Some years back I wrote a program in C++ using an obvious object-oriented architecture. Then, later, I had to rewrite it in C, and I learned some pretty good lessons about software design.

The Problem

The original program is a little hard to explain, so I’ll invent a new problem to use as an example: making a classic hack-and-slash rogue-like game. The player controls a hero in a dungeon fighting monsters like orcs and dragons. How will you model the monsters in code?

Two Solutions

If you’ve learned about OOP, this is an obvious application of polymorphism. You can create a Monster base class, then use inheritance to create subclasses like Orc and Dragon for each type of monster. Unlike some toy examples of polymorphism, this one is actually 100% valid and works correctly. I’ll call this the code-oriented solution.

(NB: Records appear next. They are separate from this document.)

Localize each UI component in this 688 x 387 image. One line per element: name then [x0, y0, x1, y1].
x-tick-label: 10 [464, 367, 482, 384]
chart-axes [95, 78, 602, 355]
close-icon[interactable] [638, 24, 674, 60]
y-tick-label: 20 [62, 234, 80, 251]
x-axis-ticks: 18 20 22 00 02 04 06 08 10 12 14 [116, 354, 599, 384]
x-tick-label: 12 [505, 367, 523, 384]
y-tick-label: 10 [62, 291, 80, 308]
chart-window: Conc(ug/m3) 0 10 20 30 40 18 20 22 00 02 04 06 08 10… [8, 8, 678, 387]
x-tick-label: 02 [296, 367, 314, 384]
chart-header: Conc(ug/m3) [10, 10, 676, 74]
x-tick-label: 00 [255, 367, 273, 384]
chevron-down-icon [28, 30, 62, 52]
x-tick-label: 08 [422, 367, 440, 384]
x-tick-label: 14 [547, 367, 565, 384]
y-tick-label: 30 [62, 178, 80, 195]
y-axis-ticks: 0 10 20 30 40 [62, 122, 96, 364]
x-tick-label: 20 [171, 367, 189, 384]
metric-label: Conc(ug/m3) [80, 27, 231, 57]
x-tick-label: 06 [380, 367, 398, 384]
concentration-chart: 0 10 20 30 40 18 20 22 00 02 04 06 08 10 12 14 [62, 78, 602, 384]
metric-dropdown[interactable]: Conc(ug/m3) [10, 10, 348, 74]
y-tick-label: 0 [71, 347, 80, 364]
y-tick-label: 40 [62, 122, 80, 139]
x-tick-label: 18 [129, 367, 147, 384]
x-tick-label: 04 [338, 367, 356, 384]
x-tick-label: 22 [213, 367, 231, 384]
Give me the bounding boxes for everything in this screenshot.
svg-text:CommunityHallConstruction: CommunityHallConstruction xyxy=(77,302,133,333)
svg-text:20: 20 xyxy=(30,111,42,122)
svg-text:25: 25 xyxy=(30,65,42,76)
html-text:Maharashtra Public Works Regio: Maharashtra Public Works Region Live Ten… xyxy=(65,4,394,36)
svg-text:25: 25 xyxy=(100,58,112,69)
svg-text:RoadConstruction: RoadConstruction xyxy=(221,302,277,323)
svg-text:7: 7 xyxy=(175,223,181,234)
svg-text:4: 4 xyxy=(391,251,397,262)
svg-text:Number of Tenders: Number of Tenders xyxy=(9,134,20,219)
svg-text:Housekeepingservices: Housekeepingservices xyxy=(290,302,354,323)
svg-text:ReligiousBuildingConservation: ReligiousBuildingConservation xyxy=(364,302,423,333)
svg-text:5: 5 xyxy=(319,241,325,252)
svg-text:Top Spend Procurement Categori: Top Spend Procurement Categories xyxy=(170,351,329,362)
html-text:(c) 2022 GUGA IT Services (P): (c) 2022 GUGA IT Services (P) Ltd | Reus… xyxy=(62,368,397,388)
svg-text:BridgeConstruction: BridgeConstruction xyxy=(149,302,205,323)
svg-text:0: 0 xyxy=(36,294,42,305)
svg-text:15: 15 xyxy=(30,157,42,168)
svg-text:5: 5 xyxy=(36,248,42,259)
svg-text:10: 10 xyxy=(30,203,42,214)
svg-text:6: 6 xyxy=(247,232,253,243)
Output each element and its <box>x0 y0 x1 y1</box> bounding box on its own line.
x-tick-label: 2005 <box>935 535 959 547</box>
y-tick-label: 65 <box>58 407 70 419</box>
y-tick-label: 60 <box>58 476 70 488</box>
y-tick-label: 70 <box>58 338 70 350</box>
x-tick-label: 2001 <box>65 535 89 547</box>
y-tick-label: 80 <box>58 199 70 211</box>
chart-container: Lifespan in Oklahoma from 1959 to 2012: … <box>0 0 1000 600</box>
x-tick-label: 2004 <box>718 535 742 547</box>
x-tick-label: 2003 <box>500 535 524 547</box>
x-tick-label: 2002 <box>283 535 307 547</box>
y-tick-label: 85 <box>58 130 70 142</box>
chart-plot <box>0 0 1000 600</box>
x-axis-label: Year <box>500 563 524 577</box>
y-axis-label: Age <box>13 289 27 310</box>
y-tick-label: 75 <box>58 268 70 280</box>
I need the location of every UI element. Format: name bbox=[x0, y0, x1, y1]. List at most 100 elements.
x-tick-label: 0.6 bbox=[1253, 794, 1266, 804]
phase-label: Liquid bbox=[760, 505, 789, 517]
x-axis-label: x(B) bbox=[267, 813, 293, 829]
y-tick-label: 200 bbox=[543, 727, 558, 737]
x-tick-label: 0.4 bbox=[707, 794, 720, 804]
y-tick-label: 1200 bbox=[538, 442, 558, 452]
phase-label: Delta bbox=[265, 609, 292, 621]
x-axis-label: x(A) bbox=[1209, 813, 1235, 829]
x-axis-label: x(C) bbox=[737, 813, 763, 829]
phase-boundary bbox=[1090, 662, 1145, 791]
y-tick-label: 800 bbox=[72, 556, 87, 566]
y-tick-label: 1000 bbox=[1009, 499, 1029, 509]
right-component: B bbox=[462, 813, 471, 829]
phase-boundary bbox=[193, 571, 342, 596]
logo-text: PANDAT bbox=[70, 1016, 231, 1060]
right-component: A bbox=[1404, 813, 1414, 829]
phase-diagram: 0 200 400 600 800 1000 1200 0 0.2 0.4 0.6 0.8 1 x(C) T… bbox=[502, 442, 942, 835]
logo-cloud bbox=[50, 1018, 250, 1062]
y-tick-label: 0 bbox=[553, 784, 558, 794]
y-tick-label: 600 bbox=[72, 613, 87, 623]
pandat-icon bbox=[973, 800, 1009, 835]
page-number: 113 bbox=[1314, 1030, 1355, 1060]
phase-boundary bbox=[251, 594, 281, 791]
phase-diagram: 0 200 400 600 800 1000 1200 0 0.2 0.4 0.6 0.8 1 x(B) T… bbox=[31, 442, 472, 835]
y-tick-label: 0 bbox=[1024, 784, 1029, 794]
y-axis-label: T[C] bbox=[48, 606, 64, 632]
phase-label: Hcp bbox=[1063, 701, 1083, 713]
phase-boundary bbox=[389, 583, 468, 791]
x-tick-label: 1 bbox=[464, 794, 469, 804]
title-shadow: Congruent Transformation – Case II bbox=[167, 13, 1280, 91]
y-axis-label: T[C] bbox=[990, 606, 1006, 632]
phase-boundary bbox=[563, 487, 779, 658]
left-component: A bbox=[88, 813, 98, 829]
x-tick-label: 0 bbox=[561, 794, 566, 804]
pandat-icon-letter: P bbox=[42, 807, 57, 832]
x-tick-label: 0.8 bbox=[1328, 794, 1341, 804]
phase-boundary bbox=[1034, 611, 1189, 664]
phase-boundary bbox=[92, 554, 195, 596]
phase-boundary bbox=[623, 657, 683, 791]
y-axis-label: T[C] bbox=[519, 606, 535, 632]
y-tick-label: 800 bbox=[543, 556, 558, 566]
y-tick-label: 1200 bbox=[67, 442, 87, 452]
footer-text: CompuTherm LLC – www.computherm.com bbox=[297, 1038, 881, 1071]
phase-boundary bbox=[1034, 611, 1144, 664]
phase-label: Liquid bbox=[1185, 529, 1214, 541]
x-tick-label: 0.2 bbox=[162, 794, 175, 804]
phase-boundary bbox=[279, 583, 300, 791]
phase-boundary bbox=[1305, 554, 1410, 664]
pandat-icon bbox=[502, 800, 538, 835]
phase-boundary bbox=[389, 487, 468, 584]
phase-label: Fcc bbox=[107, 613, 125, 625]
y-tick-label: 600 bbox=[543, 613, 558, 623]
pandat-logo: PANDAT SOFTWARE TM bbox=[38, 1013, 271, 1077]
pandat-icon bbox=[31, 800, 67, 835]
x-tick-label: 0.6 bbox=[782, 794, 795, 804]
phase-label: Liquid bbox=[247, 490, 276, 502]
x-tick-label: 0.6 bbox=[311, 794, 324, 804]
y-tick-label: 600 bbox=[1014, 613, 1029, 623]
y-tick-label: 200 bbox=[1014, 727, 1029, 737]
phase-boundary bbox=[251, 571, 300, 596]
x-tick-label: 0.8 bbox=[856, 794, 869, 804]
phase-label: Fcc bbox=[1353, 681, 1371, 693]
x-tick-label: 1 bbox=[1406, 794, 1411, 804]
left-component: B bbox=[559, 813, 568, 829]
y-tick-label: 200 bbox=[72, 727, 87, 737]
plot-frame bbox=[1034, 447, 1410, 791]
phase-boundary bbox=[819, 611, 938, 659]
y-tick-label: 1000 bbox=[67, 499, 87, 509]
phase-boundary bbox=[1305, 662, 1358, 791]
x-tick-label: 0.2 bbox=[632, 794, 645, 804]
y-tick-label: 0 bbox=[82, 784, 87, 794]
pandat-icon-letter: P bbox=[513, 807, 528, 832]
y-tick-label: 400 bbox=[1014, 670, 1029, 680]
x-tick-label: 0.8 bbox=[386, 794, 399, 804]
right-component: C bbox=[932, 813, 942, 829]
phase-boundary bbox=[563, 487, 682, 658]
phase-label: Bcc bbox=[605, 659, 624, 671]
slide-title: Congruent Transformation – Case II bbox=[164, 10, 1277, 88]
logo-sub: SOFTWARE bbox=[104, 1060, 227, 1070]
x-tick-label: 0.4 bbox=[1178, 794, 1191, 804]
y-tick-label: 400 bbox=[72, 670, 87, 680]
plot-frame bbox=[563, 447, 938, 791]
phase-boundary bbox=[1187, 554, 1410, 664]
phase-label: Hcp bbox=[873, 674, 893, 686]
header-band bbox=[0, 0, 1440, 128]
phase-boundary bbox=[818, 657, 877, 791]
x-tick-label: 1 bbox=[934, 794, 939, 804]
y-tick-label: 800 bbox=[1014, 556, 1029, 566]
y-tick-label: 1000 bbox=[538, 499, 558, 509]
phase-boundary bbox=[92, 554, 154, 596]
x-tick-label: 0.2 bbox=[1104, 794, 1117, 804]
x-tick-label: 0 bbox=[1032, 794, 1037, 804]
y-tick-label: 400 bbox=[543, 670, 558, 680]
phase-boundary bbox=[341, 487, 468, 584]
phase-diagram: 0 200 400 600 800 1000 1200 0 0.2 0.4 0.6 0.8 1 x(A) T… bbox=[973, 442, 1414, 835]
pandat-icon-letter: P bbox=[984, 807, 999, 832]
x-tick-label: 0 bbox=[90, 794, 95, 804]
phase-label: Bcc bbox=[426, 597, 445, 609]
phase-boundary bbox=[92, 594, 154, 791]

Once upon a time I would have accepted that as the obviously proper model and not thought about it any more. But here’s another solution: create a single Monster class, and a single MonsterSpec class. All monsters, regardless of type, are straightforward instances of Monster. What makes an orc an orc and a dragon a dragon is a pointer to an immutable MonsterSpec instance. All orcs share a common MonsterSpec instance that specifies orc attributes like strength, speed and aggressiveness, as well as orc animations and sound effects, and similarly there’s another MonsterSpec for every other type of monster. I’ll call this the data-oriented solution.

Comparison

If all you want to implement is monsters moving around the dungeon and attacking the player, the two solutions have their minor pros and cons, but are mostly equivalent. The difference starts to appear when you add more features. The code-oriented solution solves the problem using code, so other related problems end up being solved with code as well. Likewise, the data-oriented solution makes data the solution to problems.

For example, say you want the game to load pre-designed dungeon maps with monsters. The code-oriented OOP solution will have you writing a MonsterFactory with OrcFactory and DragonFactory implementations so that you can create the appropriate monsters specified in the map data. The data-oriented solution just requires a table that can look up MonsterSpec instances by name or something. Now you want to implement saving and loading of games – and hence monsters. With the code-oriented solution, you’ll end up writing serialisation and deserialisation code for each subclass of Monster. With the data-oriented solution, you just need a way to (de)serialise a Monster instance. Now (the big one) suppose you want dungeon maps to be able to create new dungeon-specific monsters. The code-oriented solution requires a plugin system, and a way for map data generation to be integrated with the code build system, so that map data can stay binary compatible with the code. The data-oriented solution just needs the specs for the new monster.

So, Data-Oriented Solutions Win?

I deliberately picked this example to highlight the mistake I originally made: jumping to a model that embodied the solution in code (i.e., a class hierarchy) when most of the problems were about data. As a counterpoint, if the game needed each monster to have complex, specialised AI, then that would be a problem of code. (Though it’s popular in real game development to embed a scripting language so that behaviour can be data.) A hybrid approach is possible – if you know about how polymorphism is implemented, you might notice that MonsterSpec is just like a vtable that contains data instead of function pointers (and why not have both?).

When using a language like C, a drawback of data-oriented architecture is that code can be statically checked but data can’t, so the data language needs to be simple. Not all languages have the same hard dichotomy of code-is-rigid-data-is-flexible. At the extreme is Lisp, where data is code and code is data – with the downside that not even code can be statically checked. Other languages have run-time reflection (e.g., Java) or compile-time reflection (e.g., D). But being conscious of code versus data is important for simple, maintainable software.